Two different strategies can be used to coordinate movements when two people tap out the same rhythm together. For instance, one person can choose to be a leader and thereby force the other person to be a follower. Or, both persons can choose to follow each other at the same time.
“In very rare cases we may also see two persons both trying to be a leader, for instance, by pairing a drummer with another drummer,” said Heggli, who is the lead author behind the study.

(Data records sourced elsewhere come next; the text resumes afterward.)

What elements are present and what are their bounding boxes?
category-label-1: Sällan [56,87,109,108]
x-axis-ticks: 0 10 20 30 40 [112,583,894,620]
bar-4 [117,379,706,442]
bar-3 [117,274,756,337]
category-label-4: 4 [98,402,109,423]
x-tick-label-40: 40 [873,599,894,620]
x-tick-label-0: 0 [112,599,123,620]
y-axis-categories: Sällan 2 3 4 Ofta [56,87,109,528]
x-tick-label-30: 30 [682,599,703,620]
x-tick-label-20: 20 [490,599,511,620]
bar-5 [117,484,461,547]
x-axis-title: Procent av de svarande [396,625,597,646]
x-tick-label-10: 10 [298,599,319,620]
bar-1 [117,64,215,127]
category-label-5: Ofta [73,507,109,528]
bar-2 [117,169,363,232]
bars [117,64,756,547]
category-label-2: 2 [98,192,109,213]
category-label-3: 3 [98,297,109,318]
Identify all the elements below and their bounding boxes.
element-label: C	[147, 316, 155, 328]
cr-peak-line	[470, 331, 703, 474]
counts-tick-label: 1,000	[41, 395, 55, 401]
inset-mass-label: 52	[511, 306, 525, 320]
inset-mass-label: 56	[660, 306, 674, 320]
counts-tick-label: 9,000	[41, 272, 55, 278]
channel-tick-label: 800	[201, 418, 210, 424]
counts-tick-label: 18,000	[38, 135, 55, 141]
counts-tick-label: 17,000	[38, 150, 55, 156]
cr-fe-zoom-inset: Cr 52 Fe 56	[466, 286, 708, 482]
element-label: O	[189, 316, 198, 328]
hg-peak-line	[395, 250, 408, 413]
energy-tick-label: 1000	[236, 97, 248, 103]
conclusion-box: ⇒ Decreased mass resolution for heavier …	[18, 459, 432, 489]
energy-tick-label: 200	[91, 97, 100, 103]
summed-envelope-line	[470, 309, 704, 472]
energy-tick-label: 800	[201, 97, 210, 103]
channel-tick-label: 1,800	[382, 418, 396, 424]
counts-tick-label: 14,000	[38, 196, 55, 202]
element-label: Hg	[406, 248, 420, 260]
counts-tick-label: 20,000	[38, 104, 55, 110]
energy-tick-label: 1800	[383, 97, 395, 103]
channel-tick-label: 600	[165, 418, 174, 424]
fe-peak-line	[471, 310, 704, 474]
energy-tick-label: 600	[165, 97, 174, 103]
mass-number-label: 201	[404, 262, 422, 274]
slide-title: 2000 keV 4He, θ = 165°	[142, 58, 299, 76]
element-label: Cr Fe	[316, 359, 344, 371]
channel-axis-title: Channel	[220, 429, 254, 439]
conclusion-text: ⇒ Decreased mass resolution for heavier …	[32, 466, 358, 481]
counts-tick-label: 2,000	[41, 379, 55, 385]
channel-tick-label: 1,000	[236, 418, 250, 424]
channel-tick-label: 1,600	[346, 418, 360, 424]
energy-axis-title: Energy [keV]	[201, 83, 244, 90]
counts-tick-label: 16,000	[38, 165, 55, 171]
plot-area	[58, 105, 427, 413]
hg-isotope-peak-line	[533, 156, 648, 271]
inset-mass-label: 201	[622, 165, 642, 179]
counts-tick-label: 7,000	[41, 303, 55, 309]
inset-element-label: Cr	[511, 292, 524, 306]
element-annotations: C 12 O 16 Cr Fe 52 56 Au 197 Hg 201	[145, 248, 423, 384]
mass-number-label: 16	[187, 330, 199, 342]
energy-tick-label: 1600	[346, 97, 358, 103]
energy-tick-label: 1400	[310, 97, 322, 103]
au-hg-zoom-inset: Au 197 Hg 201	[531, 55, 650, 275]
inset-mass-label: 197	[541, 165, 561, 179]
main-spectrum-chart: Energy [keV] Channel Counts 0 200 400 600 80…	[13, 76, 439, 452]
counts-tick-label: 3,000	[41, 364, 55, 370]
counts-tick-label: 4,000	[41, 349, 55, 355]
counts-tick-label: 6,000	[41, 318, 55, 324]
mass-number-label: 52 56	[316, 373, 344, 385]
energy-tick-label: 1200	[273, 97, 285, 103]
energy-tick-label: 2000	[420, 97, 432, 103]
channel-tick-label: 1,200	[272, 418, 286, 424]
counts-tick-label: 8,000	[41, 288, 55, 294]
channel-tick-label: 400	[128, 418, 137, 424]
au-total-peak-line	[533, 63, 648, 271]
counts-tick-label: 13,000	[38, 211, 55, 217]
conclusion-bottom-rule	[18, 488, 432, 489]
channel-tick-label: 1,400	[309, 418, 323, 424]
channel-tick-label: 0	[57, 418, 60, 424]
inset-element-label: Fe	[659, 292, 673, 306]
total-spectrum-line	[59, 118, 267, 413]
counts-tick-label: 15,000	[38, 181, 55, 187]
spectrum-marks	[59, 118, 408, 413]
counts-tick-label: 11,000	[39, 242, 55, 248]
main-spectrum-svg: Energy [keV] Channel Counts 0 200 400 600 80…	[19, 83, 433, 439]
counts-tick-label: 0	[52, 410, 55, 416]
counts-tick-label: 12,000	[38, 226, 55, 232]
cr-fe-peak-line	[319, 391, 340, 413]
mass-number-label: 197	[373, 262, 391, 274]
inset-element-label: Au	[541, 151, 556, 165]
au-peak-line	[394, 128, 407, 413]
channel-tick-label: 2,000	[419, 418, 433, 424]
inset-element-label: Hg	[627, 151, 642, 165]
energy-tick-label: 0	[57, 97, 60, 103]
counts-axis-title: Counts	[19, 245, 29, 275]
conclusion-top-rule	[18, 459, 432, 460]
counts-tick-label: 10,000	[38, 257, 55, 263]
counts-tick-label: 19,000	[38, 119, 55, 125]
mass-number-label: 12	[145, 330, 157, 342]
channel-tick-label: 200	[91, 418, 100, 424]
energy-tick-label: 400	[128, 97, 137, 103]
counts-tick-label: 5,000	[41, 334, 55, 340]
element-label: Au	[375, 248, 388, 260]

According to the researchers, these different synchronization strategies occur because of differences in how people decode and use the information coming from the person with whom they are tapping out a rhythm. To test this hypothesis, the research team from MIB and the Technical University of Denmark built a computer model using a simple mathematical equation using so-called coupled oscillators. Coupled oscillations are used to describe repetitive processes, such as the movement of your finger when tapping out a rhythm. With this computer model, the research team made a comparative study where data created by the model were compared with data from real people tapping together.
“The key difference between previous studies and this one is that we used two oscillators for each person, rather than just one,” said post-doc Heggli.
Using data from more than one person, the researchers constructed a model that more precisely reproduces what happens in the brain when people tap together.
The results from the interdisciplinary study showed that the different synchronization strategies vary depending on how people treat information coming from one another. If both parts are attentive to each other, they tend to follow one another simultaneously, whereas a so-called leader-follower interaction occurs when one person is not attentive to the other.
The results are important in providing more information on human interaction and how we can improve them in the future.